UNE VIE PAYSANNE, ÉPISODE 43, Mariés et amants

 

Clémentine Amélie Patoux, fille de Louis Alexandre et de Catherine Berthé

Gault département de la Marne

1848.

Qu’il était beau ce berger sauvage, les cheveux blonds, sous son beau chapiau ,s’épandaient en longues mèches sur ses épaules larges et musclées. Sanglé dans son costume neuf, scrutant de ses yeux d’acier la famille et les amis qui se rassemblaient en cortège pour nous porter vers la maison commune et l’église paroissiale. Il leurs souriait à tous et leurs délivrait tout l’amour qu’il avait en lui.

Sa mère de noir vêtue petite femme déjà dans un autre monde, hiératique aux choses qui l’entourent, ouvrait le long serpent de la famille de mon futur, Nicolas l’aîné, traits durs, déjà marqué par le travail des champs donnait le bras à sa femme Virginie . Ils étaient là en voisins, Bergère sous Montmirail ce n’est pas si loin.

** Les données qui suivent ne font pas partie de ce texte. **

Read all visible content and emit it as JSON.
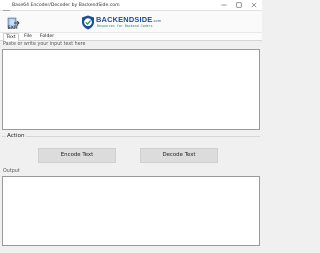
{
  "window": {
    "title": "Base64 Encoder/Decoder by BackendSide.com"
  },
  "banner": {
    "exit_label": "EXIT",
    "logo_name": "BACKENDSIDE",
    "logo_suffix": ".com",
    "logo_tagline": "Resources for Backend Coders"
  },
  "tabs": [
    {
      "label": "Text",
      "active": true
    },
    {
      "label": "File",
      "active": false
    },
    {
      "label": "Folder",
      "active": false
    }
  ],
  "input": {
    "caption": "Paste or write your input text here",
    "value": ""
  },
  "action": {
    "legend": "Action",
    "encode_label": "Encode Text",
    "decode_label": "Decode Text"
  },
  "output": {
    "caption": "Output",
    "value": ""
  },
  "colors": {
    "logo_blue": "#1b4d9b",
    "logo_green": "#2a8a55",
    "button_gray": "#dcdcdc"
  }
}
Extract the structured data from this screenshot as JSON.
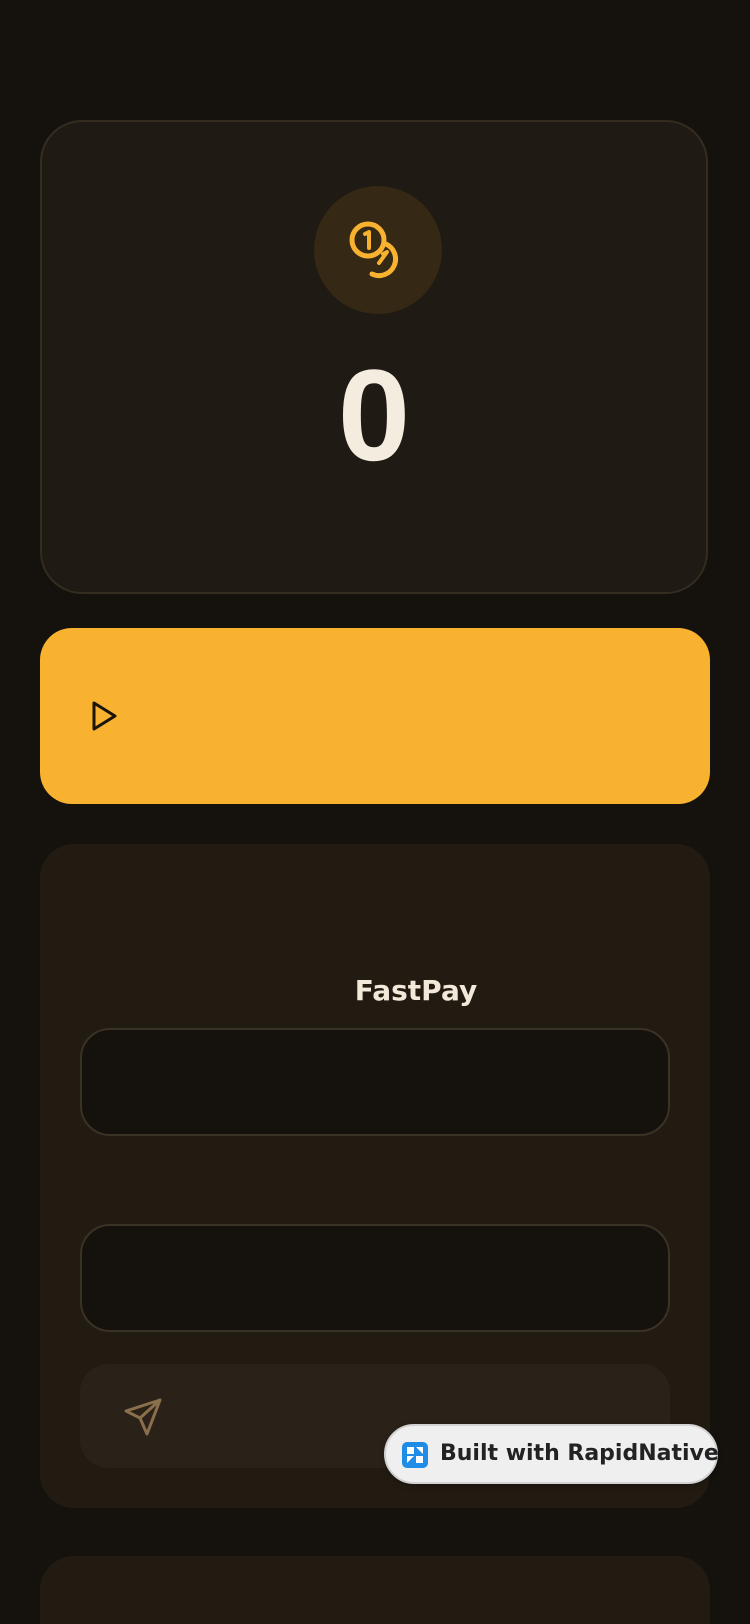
{
  "balance": {
    "value": "0",
    "icon": "coins-icon"
  },
  "play_button": {
    "icon": "play-icon"
  },
  "send_form": {
    "title": "FastPay",
    "field_1": {
      "value": "",
      "placeholder": ""
    },
    "field_2": {
      "value": "",
      "placeholder": ""
    },
    "send_icon": "send-icon"
  },
  "badge": {
    "label": "Built with RapidNative",
    "icon": "rapidnative-logo-icon"
  },
  "colors": {
    "background": "#15120d",
    "card": "#1f1a13",
    "accent": "#f9b130",
    "text": "#f5ece0"
  }
}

Auguste Perrin le deuxième frère qu’on nommait affectueusement Rose car c’était son premier prénom discutait de culture avec mon frère Thomas, leurs femmes qui visiblement avaient fait connaissance, bavardaient de tout et de rien.

Puis Denise et son gros mari, remarquez elle ne le dépareillait pas non plus, on eut dit deux futailles roulant sur un chemin pentu.

Marie Louise, la petite insolente, mouvait son derrière redondant et magnifique au nez et à la barbe des hommes .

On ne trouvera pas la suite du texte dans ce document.